Q: You couldn't pass me the salt, could you? Does this sound natural?
A: It's a correct sentence, it's just more natural to say, "Can you please pass the salt?" Or a little more informally, "Can you pass the salt?"
Q: Add salt and pepper to it(slices of chicken) and rub it. Then add potato starch and rub it again.

I don't know😢 Does this sound natural?
A: For this, I would say "Combine salt and pepper and rub the chicken with the mixture. Then add potato starch to the mixture and rub the chicken again."
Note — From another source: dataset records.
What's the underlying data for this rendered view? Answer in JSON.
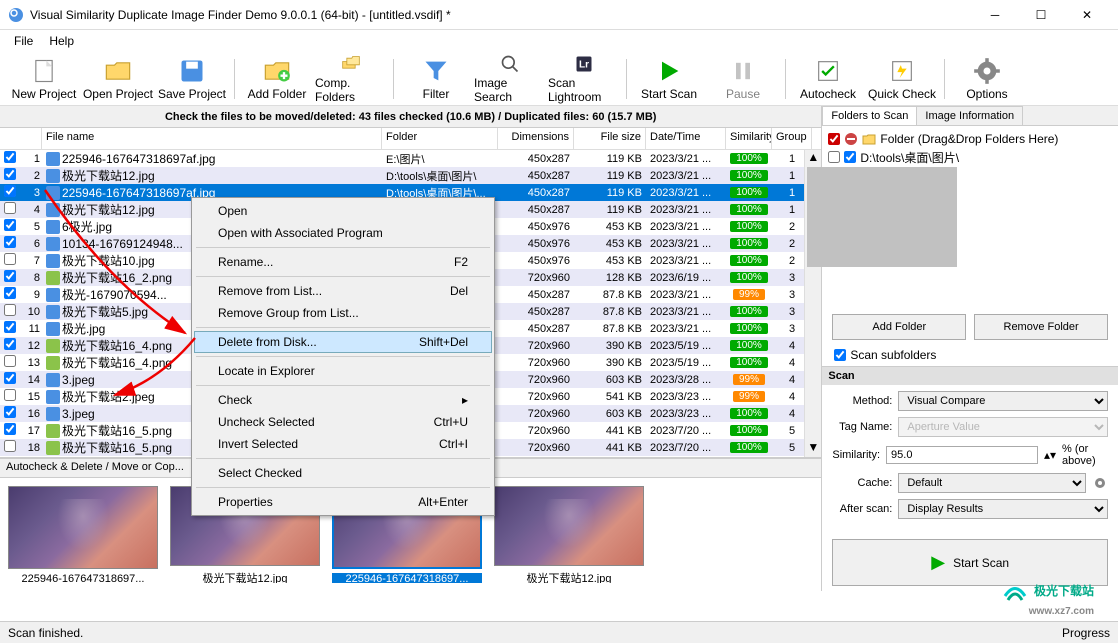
{
  "window": {
    "title": "Visual Similarity Duplicate Image Finder Demo 9.0.0.1 (64-bit) - [untitled.vsdif] *"
  },
  "menu": {
    "file": "File",
    "help": "Help"
  },
  "toolbar": {
    "new_project": "New Project",
    "open_project": "Open Project",
    "save_project": "Save Project",
    "add_folder": "Add Folder",
    "comp_folders": "Comp. Folders",
    "filter": "Filter",
    "image_search": "Image Search",
    "scan_lightroom": "Scan Lightroom",
    "start_scan": "Start Scan",
    "pause": "Pause",
    "autocheck": "Autocheck",
    "quick_check": "Quick Check",
    "options": "Options"
  },
  "infobar": "Check the files to be moved/deleted: 43 files checked (10.6 MB) / Duplicated files: 60 (15.7 MB)",
  "columns": {
    "file_name": "File name",
    "folder": "Folder",
    "dimensions": "Dimensions",
    "file_size": "File size",
    "date_time": "Date/Time",
    "similarity": "Similarity",
    "group": "Group"
  },
  "rows": [
    {
      "n": 1,
      "chk": true,
      "name": "225946-1676473186​97af.jpg",
      "folder": "E:\\图片\\",
      "dims": "450x287",
      "size": "119 KB",
      "dt": "2023/3/21 ...",
      "sim": "100%",
      "grp": 1,
      "alt": false,
      "type": "jpg"
    },
    {
      "n": 2,
      "chk": true,
      "name": "极光下载站12.jpg",
      "folder": "D:\\tools\\桌面\\图片\\",
      "dims": "450x287",
      "size": "119 KB",
      "dt": "2023/3/21 ...",
      "sim": "100%",
      "grp": 1,
      "alt": true,
      "type": "jpg"
    },
    {
      "n": 3,
      "chk": true,
      "name": "225946-1676473186​97af.jpg",
      "folder": "D:\\tools\\桌面\\图片\\...",
      "dims": "450x287",
      "size": "119 KB",
      "dt": "2023/3/21 ...",
      "sim": "100%",
      "grp": 1,
      "alt": false,
      "sel": true,
      "type": "jpg"
    },
    {
      "n": 4,
      "chk": false,
      "name": "极光下载站12.jpg",
      "folder": "",
      "dims": "450x287",
      "size": "119 KB",
      "dt": "2023/3/21 ...",
      "sim": "100%",
      "grp": 1,
      "alt": true,
      "type": "jpg"
    },
    {
      "n": 5,
      "chk": true,
      "name": "6极光.jpg",
      "folder": "",
      "dims": "450x976",
      "size": "453 KB",
      "dt": "2023/3/21 ...",
      "sim": "100%",
      "grp": 2,
      "alt": false,
      "type": "jpg"
    },
    {
      "n": 6,
      "chk": true,
      "name": "10134-167691249​48...",
      "folder": "",
      "dims": "450x976",
      "size": "453 KB",
      "dt": "2023/3/21 ...",
      "sim": "100%",
      "grp": 2,
      "alt": true,
      "type": "jpg"
    },
    {
      "n": 7,
      "chk": false,
      "name": "极光下载站10.jpg",
      "folder": "",
      "dims": "450x976",
      "size": "453 KB",
      "dt": "2023/3/21 ...",
      "sim": "100%",
      "grp": 2,
      "alt": false,
      "type": "jpg"
    },
    {
      "n": 8,
      "chk": true,
      "name": "极光下载站16_2.png",
      "folder": "",
      "dims": "720x960",
      "size": "128 KB",
      "dt": "2023/6/19 ...",
      "sim": "100%",
      "grp": 3,
      "alt": true,
      "type": "png"
    },
    {
      "n": 9,
      "chk": true,
      "name": "极光-167907059​4...",
      "folder": "",
      "dims": "450x287",
      "size": "87.8 KB",
      "dt": "2023/3/21 ...",
      "sim": "99%",
      "grp": 3,
      "alt": false,
      "type": "jpg"
    },
    {
      "n": 10,
      "chk": false,
      "name": "极光下载站5.jpg",
      "folder": "",
      "dims": "450x287",
      "size": "87.8 KB",
      "dt": "2023/3/21 ...",
      "sim": "100%",
      "grp": 3,
      "alt": true,
      "type": "jpg"
    },
    {
      "n": 11,
      "chk": true,
      "name": "极光.jpg",
      "folder": "",
      "dims": "450x287",
      "size": "87.8 KB",
      "dt": "2023/3/21 ...",
      "sim": "100%",
      "grp": 3,
      "alt": false,
      "type": "jpg"
    },
    {
      "n": 12,
      "chk": true,
      "name": "极光下载站16_4.png",
      "folder": "",
      "dims": "720x960",
      "size": "390 KB",
      "dt": "2023/5/19 ...",
      "sim": "100%",
      "grp": 4,
      "alt": true,
      "type": "png"
    },
    {
      "n": 13,
      "chk": false,
      "name": "极光下载站16_4.png",
      "folder": "",
      "dims": "720x960",
      "size": "390 KB",
      "dt": "2023/5/19 ...",
      "sim": "100%",
      "grp": 4,
      "alt": false,
      "type": "png"
    },
    {
      "n": 14,
      "chk": true,
      "name": "3.jpeg",
      "folder": "",
      "dims": "720x960",
      "size": "603 KB",
      "dt": "2023/3/28 ...",
      "sim": "99%",
      "grp": 4,
      "alt": true,
      "type": "jpg"
    },
    {
      "n": 15,
      "chk": false,
      "name": "极光下载站2.jpeg",
      "folder": "",
      "dims": "720x960",
      "size": "541 KB",
      "dt": "2023/3/23 ...",
      "sim": "99%",
      "grp": 4,
      "alt": false,
      "type": "jpg"
    },
    {
      "n": 16,
      "chk": true,
      "name": "3.jpeg",
      "folder": "",
      "dims": "720x960",
      "size": "603 KB",
      "dt": "2023/3/23 ...",
      "sim": "100%",
      "grp": 4,
      "alt": true,
      "type": "jpg"
    },
    {
      "n": 17,
      "chk": true,
      "name": "极光下载站16_5.png",
      "folder": "",
      "dims": "720x960",
      "size": "441 KB",
      "dt": "2023/7/20 ...",
      "sim": "100%",
      "grp": 5,
      "alt": false,
      "type": "png"
    },
    {
      "n": 18,
      "chk": false,
      "name": "极光下载站16_5.png",
      "folder": "",
      "dims": "720x960",
      "size": "441 KB",
      "dt": "2023/7/20 ...",
      "sim": "100%",
      "grp": 5,
      "alt": true,
      "type": "png"
    }
  ],
  "context_menu": {
    "open": "Open",
    "open_assoc": "Open with Associated Program",
    "rename": "Rename...",
    "rename_key": "F2",
    "remove_list": "Remove from List...",
    "remove_list_key": "Del",
    "remove_group": "Remove Group from List...",
    "delete_disk": "Delete from Disk...",
    "delete_disk_key": "Shift+Del",
    "locate": "Locate in Explorer",
    "check": "Check",
    "uncheck_sel": "Uncheck Selected",
    "uncheck_sel_key": "Ctrl+U",
    "invert_sel": "Invert Selected",
    "invert_sel_key": "Ctrl+I",
    "select_checked": "Select Checked",
    "properties": "Properties",
    "properties_key": "Alt+Enter"
  },
  "autocheck_bar": "Autocheck & Delete / Move or Cop...",
  "thumbs": [
    {
      "name": "225946-167647318697...",
      "sel": false
    },
    {
      "name": "极光下载站12.jpg",
      "sel": false
    },
    {
      "name": "225946-167647318697...",
      "sel": true
    },
    {
      "name": "极光下载站12.jpg",
      "sel": false
    }
  ],
  "right": {
    "tab_folders": "Folders to Scan",
    "tab_info": "Image Information",
    "folder_hint": "Folder (Drag&Drop Folders Here)",
    "folder1": "D:\\tools\\桌面\\图片\\",
    "add_folder": "Add Folder",
    "remove_folder": "Remove Folder",
    "scan_sub": "Scan subfolders",
    "scan_head": "Scan",
    "method": "Method:",
    "method_val": "Visual Compare",
    "tag": "Tag Name:",
    "tag_val": "Aperture Value",
    "similarity": "Similarity:",
    "similarity_val": "95.0",
    "similarity_pct": "% (or above)",
    "cache": "Cache:",
    "cache_val": "Default",
    "after": "After scan:",
    "after_val": "Display Results",
    "start_scan": "Start Scan"
  },
  "status": {
    "left": "Scan finished.",
    "right": "Progress"
  },
  "watermark": {
    "name": "极光下载站",
    "url": "www.xz7.com"
  }
}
Note that recipes often use English differently than normal conversation, removing articles such as 'the', 'a', and 'an' to make the recipe clear, resulting in something like this:

"Combine salt and pepper and rub chicken with mixture. Add potato starch to mixture and rub chicken again."

Q: can you grab me the salt? Does this sound natural?
A: "Can you pass me the salt" sounds more polite, whereas "can you get me the salt" sounds like more of an order
"Can you grab me the salt" is more slang
Q: Add salt 2% of the total amount of vegetables.
Does this sound natural?
A: Thanks Mikachi! The Japanese way is interesting - cultural difference like that are good to know!

As you said, 'Add 2g of salt per 100g of vegetables' would definitely be understood. Or if you don't have to be precise, you could say 'add a pinch of salt for every hundred grams of vegetables' (a pinch being a very small amount).

I read your bio and want to wish you good luck with your home cooking school!